Our simple assertion is that the basic accounting principles should apply to all of them, but of course there are exceptions to every rule. As long as certain parties agree, it is possible to prepare the finacial statements without using GAAP - yes, they should still conform to most of the basic accounting principles - but ultimately it's the users of the financial statements that will decide this. These "users" are the "certain parties" we are referring to.
But for the vast majority pf public companies they have no choice but to follow GAAP. And if they stray from them, don't disclose that and somehow trick the auditors into missing it (surely not...Enron for anyone??) then the full force of the law could be brought against them.
A key area to understand with GAAP is that - as principles - they are open to interpretation. Another way of looking at it is that while the basic accounting principles will be well known to the accountants they are still only guidelines. Accountants still have to make estimates as to the value of certain items on the balance sheet.

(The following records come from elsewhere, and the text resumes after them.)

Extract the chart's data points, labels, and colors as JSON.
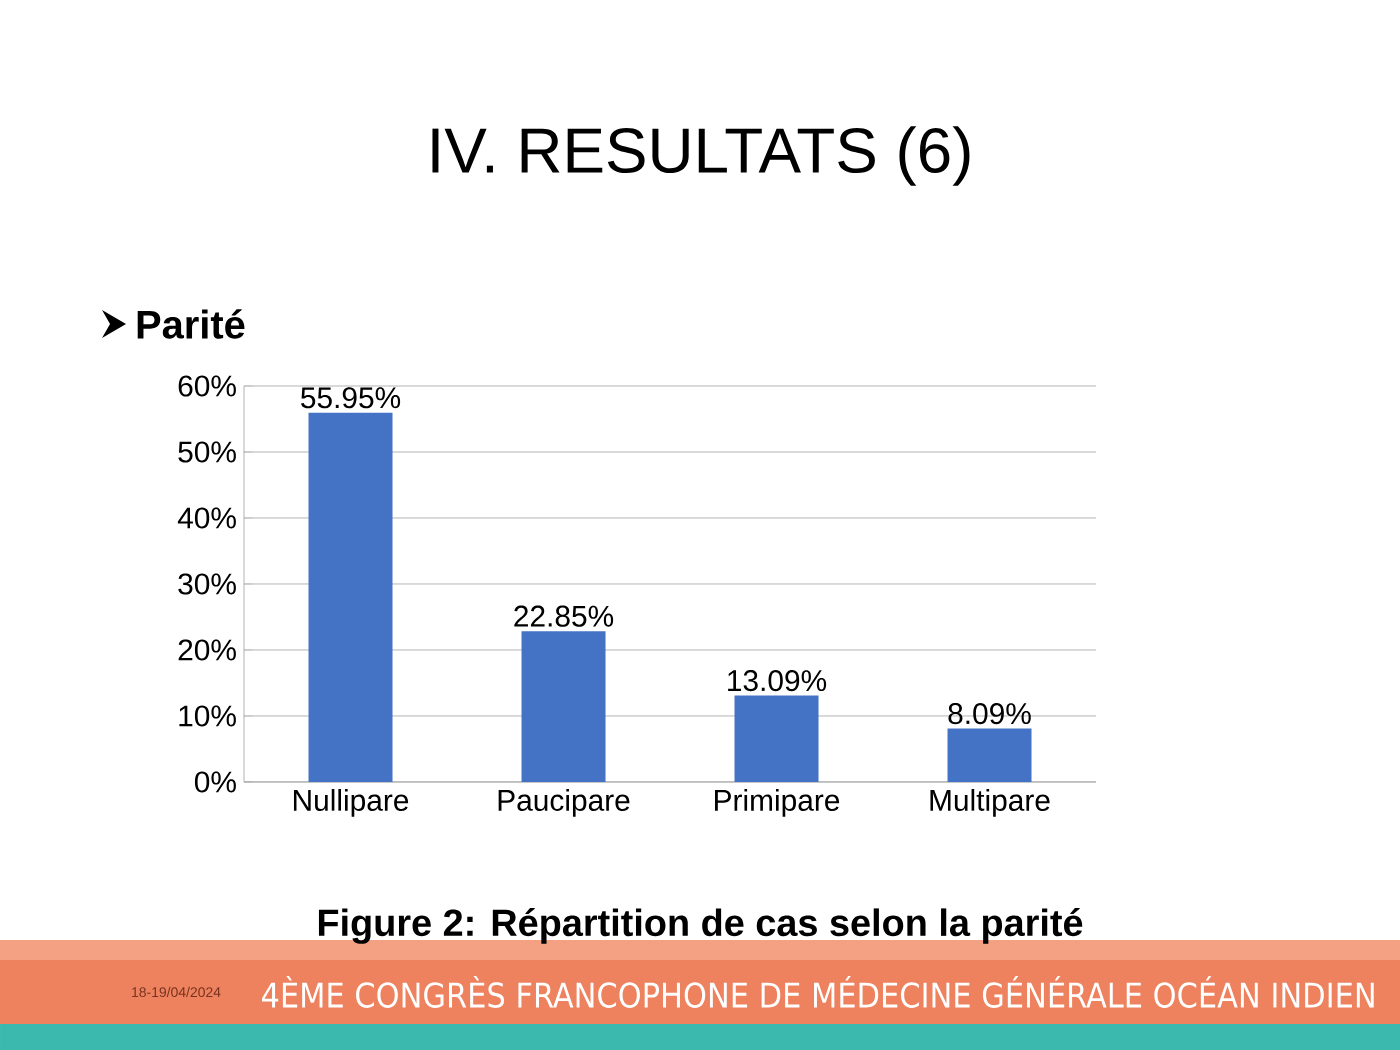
{
  "chart_data": {
    "type": "bar",
    "title": "IV. RESULTATS (6)",
    "subtitle": "Parité",
    "categories": [
      "Nullipare",
      "Paucipare",
      "Primipare",
      "Multipare"
    ],
    "values": [
      55.95,
      22.85,
      13.09,
      8.09
    ],
    "color": "#4472c4",
    "value_labels": [
      "55.95%",
      "22.85%",
      "13.09%",
      "8.09%"
    ],
    "ylim": [
      0,
      60
    ],
    "yticks": [
      {
        "value": 0,
        "label": "0%"
      },
      {
        "value": 10,
        "label": "10%"
      },
      {
        "value": 20,
        "label": "20%"
      },
      {
        "value": 30,
        "label": "30%"
      },
      {
        "value": 40,
        "label": "40%"
      },
      {
        "value": 50,
        "label": "50%"
      },
      {
        "value": 60,
        "label": "60%"
      }
    ],
    "grid": "y",
    "annotations": [
      "Figure 2: Répartition de cas selon la parité",
      "18-19/04/2024",
      "4ÈME CONGRÈS FRANCOPHONE DE MÉDECINE GÉNÉRALE OCÉAN INDIEN"
    ]
  }
}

For example, take a company that supplies food to supermarkets. It maintains stock (the food) that it's try to sell to supermarkets. When the company has to prepare its financial statements it has to estimate the value of the stock it still has in its warehouses. Simplistically, you could say that it should be what they paid for it. But what if it's been lying around for a long time? Can they still sell it? If not, then surely the value is less than what they paid for it. That's when the accountant's judgment will come in. Basic accounting principles will tell you to value at the lesser of cost or what you can really sell it for.
And of course this is where the expression "creative accounting" was born from. Taking plain, basic accounting principles and applying them in an unethical way so as to make your financial statements look different from what they should have. And that tricks shareholders, investors, employees and anyone who relies on the accounts into make decisions based on false information. And they can lose a lot of money in the process.